Надежда Агишева, учредитель музея советского наива
Если зажмуриться и поискать в своих воспоминаниях образы предметов и событий, которые можно назвать традиционными, если разглядеть в солнечных лучах орнамент ткани, почувствовать запах воскресной выпечки и сухость накрахмаленных школьных воротничков, удивиться отсутствию обоев на стенах и понять гармонию серванта, прочитать названия журналов в стопке на окне, — если сделать все это, — можно попробовать определить, какие детали, привычки и представления остались со мной с детских лет. Можно составить список утраченного — того, что никогда не вернется.
Начнем с материального. Советская культура по причине отрицания института собственности не включала в себя традицию передавать по наследству материальные объекты. В моем доме живут фарфоровая сырная доска — одна штука — и несколько десятков фотографий. Это все, что связывает меня с семейной историей через предметы. До сих пор не понимаю, как использовалась эта сырная доска, резали ли на ней сыр до революции или она была декоративной. В детстве моем почти не было сыра, не было и традиции декорировать стол или интерьер. Поэтому доска с удивительно нежным рисунком кузнецовского фарфора — просто сувенир, образ России, где на столах белели скатерти, сверкало столовое серебро и стояли букеты цветов. России, в которой моя юная бабушка на торжествах по поводу 300‑летия дома Романовых в жуткой давке пыталась разглядеть маленького наследника престола в проезжающем мимо ландо. России, где пирожное стоило 3 копейки, а туфли — 3 рубля. Приказчик выходил к покупателям и говорил пошлые комплименты о «ножках-игрушках».

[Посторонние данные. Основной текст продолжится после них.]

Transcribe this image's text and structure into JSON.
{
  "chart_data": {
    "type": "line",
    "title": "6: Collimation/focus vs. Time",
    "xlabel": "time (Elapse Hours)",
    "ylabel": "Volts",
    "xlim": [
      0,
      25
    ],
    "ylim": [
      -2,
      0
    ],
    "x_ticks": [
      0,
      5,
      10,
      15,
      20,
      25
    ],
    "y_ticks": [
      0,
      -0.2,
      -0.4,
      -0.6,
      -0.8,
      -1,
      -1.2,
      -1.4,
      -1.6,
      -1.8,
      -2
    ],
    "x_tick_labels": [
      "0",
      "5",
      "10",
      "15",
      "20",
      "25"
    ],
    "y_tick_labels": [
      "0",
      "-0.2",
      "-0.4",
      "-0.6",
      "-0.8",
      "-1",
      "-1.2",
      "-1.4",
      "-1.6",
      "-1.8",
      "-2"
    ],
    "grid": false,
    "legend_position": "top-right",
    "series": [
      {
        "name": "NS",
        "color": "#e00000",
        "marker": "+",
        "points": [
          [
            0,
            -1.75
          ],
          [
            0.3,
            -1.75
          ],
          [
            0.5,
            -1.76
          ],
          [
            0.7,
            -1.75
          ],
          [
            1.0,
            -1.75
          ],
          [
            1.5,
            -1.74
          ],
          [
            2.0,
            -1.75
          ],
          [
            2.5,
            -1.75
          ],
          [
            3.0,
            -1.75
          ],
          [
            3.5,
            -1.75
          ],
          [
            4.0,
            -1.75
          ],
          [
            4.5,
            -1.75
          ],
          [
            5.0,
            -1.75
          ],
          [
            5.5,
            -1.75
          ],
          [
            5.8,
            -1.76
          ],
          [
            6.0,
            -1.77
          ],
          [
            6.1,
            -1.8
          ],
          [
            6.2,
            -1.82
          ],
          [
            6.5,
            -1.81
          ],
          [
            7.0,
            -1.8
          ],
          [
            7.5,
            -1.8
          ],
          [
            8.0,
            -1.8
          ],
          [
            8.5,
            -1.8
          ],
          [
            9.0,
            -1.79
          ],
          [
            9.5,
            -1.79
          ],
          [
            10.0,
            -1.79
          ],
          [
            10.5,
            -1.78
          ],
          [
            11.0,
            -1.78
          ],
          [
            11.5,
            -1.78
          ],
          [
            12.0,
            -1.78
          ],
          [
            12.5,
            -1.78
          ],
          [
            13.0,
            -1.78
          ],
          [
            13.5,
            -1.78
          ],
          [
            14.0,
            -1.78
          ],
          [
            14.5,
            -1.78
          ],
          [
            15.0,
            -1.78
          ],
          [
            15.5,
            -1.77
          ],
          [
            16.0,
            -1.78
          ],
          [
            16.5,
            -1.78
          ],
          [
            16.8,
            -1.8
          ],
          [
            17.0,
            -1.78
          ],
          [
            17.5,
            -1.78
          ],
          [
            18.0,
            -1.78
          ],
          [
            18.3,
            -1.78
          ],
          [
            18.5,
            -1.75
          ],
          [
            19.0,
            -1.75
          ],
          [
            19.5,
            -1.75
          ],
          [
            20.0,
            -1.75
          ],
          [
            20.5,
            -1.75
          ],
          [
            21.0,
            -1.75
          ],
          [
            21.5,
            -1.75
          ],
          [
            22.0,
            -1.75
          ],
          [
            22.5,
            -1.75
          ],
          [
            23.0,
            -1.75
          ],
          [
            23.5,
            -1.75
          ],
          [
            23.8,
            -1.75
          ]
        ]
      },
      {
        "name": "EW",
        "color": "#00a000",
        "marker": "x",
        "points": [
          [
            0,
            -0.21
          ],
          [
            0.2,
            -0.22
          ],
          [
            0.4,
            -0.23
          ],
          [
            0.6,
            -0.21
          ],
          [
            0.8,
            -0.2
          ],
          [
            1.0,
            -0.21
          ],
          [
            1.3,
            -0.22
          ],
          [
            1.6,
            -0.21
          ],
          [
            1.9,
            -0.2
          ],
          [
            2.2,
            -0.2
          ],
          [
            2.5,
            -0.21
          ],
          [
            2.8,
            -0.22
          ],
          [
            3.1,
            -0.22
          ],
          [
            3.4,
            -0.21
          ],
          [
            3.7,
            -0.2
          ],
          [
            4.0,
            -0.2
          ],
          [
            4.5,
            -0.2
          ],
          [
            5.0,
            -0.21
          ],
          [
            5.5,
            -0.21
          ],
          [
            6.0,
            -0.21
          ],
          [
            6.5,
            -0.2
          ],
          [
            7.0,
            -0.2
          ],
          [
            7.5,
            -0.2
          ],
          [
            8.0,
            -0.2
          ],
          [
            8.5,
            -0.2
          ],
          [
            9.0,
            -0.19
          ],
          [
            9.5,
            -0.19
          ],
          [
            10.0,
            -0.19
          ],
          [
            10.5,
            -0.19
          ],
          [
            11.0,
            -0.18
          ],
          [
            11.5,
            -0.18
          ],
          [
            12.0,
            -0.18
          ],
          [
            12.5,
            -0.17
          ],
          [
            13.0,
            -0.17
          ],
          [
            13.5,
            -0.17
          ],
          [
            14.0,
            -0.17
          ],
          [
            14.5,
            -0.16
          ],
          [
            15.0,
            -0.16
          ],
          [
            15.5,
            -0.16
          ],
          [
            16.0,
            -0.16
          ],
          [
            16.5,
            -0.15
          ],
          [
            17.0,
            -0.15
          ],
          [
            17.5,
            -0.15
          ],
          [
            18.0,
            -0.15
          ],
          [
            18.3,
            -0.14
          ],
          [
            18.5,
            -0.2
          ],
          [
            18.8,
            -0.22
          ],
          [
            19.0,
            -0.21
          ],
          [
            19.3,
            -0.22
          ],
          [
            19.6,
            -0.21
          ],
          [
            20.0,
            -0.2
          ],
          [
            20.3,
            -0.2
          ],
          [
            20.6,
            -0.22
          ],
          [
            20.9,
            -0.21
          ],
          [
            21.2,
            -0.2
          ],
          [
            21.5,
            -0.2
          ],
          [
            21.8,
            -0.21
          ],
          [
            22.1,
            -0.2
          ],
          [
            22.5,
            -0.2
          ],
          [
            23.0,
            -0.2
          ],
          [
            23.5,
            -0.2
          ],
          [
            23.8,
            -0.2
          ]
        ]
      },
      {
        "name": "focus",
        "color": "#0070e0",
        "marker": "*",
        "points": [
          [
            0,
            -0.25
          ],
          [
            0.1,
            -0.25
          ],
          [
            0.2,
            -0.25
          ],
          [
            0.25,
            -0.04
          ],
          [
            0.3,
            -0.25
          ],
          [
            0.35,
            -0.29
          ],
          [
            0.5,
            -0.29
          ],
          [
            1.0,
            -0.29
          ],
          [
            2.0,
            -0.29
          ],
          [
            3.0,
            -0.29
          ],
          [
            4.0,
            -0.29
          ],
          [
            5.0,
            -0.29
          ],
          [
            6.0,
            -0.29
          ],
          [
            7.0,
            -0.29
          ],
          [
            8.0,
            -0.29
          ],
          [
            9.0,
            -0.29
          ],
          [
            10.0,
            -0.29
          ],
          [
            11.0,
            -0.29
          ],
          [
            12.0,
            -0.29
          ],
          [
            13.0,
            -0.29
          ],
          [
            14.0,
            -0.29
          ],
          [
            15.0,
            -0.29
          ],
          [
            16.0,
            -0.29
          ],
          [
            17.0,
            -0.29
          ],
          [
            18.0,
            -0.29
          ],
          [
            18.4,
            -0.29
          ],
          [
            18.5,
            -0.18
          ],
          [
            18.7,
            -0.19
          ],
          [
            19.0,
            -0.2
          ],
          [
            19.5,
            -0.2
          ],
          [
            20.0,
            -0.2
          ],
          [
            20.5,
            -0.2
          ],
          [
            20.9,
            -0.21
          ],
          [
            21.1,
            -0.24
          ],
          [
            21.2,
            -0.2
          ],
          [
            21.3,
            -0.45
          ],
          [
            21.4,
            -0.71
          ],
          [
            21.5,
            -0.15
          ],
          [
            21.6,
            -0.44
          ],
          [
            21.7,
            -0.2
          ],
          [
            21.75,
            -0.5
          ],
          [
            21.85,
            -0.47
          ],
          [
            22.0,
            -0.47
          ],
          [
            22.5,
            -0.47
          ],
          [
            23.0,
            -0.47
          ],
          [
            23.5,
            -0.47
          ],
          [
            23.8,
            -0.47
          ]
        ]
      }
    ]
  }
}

Сырная доска как машина времени переносит меня на сто лет назад, в прошлое, с которым нет связи.
Если не считать связью наблюдений за бабушкой, которая до глубокой старости выходила из дома только в туфлях и чулках в любую погоду и в панаме вместо шляпы.
Если не считать связью отсутствие в мочках моих ушей проколов. Если не считать связью крашеные яйца на Пасху и маленький нательный крестик на шнурке, привычку играть в лото.
Кстати, лото. Помню, что числа имели свои прозвища. 11 — «барабанные палочки», 90 — «дед». «Сколько деду лет?» — спрашивали после того, как вытаскивали из мешка «деда», и я кричала — «Молодой дед, только 42», называя число на следующем деревянном бочонке.
Осколки, маленькие осколки культуры прошлого прорывались через стену нескольких десятилетий страха репрессий, ужасов войны, холода и голода, бедности и пропаганды. Тепло большой семьи, где за столом после вкусного ужина дети и родители играют в лото.